Poster Mon, Jul 6, 2026 • 10:00 PM – 11:45 PM PDT HALL A #2015

Reasoning Cache: Learning to Extrapolate to Long Lengths via Short-Length RL

Ian Wu ⋅ Yuxiao Qu ⋅ Amrith Setlur ⋅ Aviral Kumar

Abstract

Large Language Models (LLMs) that continue improving at test-time budgets far beyond their training budgets can solve harder problems by leveraging additional inference compute: we refer to this property as extrapolation.

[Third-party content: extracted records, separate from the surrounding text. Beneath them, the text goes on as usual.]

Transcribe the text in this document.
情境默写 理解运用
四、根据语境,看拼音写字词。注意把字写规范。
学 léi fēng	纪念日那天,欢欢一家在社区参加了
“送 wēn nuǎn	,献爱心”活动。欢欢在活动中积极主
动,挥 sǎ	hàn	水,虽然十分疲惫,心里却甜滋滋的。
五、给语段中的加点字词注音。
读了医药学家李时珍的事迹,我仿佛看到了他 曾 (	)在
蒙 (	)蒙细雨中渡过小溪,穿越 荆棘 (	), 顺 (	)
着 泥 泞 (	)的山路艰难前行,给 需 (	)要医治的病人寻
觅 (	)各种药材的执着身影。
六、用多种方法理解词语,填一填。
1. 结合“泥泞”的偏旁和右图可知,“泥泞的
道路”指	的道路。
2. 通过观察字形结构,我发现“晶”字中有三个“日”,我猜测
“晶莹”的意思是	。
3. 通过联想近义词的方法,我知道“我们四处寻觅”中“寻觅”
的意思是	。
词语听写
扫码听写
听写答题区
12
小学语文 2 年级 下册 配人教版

Standard on-policy RL operates on fixed problem distributions and training budgets, giving rise to a distribution shift between train and test that limits the resulting model's extrapolation capabilities. To address this, we introduce RC, an iterative decoding algorithm replacing standard autoregressive decoding that enables models to extrapolate to lengths an order of magnitude longer than those seen during training. RC exploits the asymmetry between summarization and generation capabilities present in LLMs to construct a decoding process that improves consistently over iterations. Its effectiveness can be further increased through training, which amplifies the model’s ability to perform summary-conditioned reasoning while avoiding the challenges of long-horizon RL. Empirically, training a 4B instruction-following model with RC using a 16k-token training budget improves performance on HMMT 2025 from 40% to 70% when evaluated with a 512k-token test budget, substantially surpassing comparably sized LLMs.